Other Names for some of this:
  • Other words for timeboxes, particularly where they are used to limit a concentrated action: sprints or dashes.
  • Other names for using timeboxes to define (control) fuzzy creative goals or time suck activities: Unscheduling (via Neil Fiore’s The Now Habit) or Structured Procrastination (via John Perry).

3. Combinationals

There are so many permutations and individual combinations of many time-based productivity methods. As one example –

(10+2)*5

This is a Merlin Mann (of 43Folders) productivity hack, basically combining a timer system like pomodoro but within a power hour, via timeboxing. It’s perfect for procrastinators and people with long lists of very short tasks (called mosquitos).

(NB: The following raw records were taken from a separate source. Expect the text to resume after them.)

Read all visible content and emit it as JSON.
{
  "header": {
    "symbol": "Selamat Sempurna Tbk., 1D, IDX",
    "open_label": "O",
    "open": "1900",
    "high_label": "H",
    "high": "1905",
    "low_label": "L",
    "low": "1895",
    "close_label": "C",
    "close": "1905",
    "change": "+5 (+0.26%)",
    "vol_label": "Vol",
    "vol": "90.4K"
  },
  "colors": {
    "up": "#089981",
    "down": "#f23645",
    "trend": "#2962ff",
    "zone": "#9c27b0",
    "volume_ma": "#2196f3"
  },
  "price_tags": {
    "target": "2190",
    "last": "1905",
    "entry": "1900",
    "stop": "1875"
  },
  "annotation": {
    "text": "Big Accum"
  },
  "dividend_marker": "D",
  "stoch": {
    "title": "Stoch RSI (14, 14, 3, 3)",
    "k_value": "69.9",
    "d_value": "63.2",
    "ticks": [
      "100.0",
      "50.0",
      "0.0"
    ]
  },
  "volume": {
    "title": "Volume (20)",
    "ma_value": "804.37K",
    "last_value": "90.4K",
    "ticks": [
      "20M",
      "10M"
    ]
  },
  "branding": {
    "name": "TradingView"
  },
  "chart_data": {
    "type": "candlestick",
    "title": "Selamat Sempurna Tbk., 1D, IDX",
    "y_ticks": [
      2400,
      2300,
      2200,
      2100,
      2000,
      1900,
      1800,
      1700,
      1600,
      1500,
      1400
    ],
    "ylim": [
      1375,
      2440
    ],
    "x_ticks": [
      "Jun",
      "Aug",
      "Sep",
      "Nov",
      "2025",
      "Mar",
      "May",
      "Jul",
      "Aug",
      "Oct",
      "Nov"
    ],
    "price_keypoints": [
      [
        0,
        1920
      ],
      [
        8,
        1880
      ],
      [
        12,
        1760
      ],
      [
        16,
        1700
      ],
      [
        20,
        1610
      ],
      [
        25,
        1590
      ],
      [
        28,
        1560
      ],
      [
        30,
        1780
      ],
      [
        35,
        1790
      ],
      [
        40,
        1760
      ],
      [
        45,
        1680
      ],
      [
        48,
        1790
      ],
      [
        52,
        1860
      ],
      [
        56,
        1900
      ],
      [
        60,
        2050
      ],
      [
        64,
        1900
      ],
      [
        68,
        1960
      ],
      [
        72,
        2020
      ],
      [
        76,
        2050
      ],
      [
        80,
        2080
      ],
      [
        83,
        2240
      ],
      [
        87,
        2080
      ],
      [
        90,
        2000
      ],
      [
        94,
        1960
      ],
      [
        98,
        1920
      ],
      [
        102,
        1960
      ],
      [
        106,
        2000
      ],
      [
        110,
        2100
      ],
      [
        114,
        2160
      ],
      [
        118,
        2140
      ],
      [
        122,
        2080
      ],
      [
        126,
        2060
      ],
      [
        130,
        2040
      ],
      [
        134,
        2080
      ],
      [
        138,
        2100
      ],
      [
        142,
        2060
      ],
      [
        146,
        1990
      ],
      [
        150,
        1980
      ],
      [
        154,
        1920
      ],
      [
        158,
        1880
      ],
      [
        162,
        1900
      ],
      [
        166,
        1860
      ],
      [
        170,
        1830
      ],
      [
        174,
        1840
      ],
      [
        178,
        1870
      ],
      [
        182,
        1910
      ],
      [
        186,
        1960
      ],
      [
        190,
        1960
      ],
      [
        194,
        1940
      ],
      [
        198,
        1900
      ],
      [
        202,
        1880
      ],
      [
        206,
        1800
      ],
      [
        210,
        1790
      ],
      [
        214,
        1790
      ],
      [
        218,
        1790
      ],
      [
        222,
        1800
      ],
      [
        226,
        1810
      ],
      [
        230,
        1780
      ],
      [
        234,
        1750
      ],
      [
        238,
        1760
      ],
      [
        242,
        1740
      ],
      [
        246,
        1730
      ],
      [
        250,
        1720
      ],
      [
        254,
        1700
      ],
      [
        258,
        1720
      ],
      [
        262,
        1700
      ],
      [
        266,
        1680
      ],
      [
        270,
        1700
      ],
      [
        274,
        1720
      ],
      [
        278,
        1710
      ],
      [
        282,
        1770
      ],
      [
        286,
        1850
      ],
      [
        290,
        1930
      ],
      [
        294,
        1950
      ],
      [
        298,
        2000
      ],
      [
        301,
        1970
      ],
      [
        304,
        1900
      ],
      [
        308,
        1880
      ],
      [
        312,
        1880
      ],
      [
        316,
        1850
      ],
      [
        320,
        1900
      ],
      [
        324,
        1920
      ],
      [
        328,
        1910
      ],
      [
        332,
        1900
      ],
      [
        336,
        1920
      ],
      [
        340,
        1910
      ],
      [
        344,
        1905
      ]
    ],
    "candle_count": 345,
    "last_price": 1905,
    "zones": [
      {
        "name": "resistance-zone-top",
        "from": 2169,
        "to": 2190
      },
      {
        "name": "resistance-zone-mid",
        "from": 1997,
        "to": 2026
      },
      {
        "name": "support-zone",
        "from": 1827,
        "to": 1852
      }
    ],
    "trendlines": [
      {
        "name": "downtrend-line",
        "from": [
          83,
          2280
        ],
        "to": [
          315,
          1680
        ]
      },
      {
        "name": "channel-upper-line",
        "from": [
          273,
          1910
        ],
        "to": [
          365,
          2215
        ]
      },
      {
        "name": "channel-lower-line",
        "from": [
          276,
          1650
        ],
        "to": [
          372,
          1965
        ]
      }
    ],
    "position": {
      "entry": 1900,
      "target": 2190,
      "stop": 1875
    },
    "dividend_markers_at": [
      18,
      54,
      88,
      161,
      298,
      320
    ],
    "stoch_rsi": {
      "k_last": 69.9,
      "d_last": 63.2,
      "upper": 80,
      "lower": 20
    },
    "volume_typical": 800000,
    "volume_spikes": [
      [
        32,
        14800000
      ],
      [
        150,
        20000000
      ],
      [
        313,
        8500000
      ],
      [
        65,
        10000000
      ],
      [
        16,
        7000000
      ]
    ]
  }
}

Basically it uses a kitchen timer, and a system of short task sessions and even shorter breaks. So, you work on a task for ten minutes, then take a two minute break, then go back and work for another ten minutes, then another two minute break. You repeat this cycle another three times (making a total of five cycles) in a one hour period.

You can work on only one task, or a set of tasks.

For more: Procrastination hack: ‘(10+2)*5’

 4. Time Audits

time-auditA standard technique for time management is to analyse where we use our time currently, so as to find areas where we can redesign, or utilise for better productivity. To do this analysis, it’s recommended that a time audit is done, often for a week.

A time audit documents a working day, breaking out all the tasks, and breaks, and how much time is spent on each. Audits like this can be documented through spreadsheets or in tables or even desk planners. Permutations allow for also writing down moods or energy levels during the tasks, distractions, and also may include sleep times too (although typically only cover a working day).

The point is – once you have a week’s worth of time audit data, you analyse this to work out where the best time is for doing certain tasks – where you have the least distractions, most energy or focus.

Many writers do this type of audit also, and these should be repeated periodically. I once found that my natural peak writing time – the time when I find the most flow or mindfulness in writing, is unfortunately from 4:30pm – a time that is shared with several important domestic responsibilities.

To make the most of this understanding, I now attempt to negotiate some opportunities around this late afternoon timing where other people cover my chores, and leaving me with no distractions – a tiny writing retreat. However, in the analysis I also found that my second best writing times come in my mornings. And all of this also changes over the years.

In this To Done article, Bob Walsh offers one method for doing a time audit, based on choosing your top ten activities prior to the audit – and then seeing if you are actually mapping your time spent to these (or not). The article also has a link to a free excel spreadsheet to do this on.

Friday’s final post in this series also mentions several time audit apps and services to help find your Efficiency Ratio.

Efficiency Ratio

Want to scare yourself (or toot your own horn?). Then do some maths to find your efficiency ratio. Once you’ve done an honest time audit, the ratio is obtained simply by this –

Efficiency Ratio = (Time Doing “Real Work”) / (Time Spent “At Work”).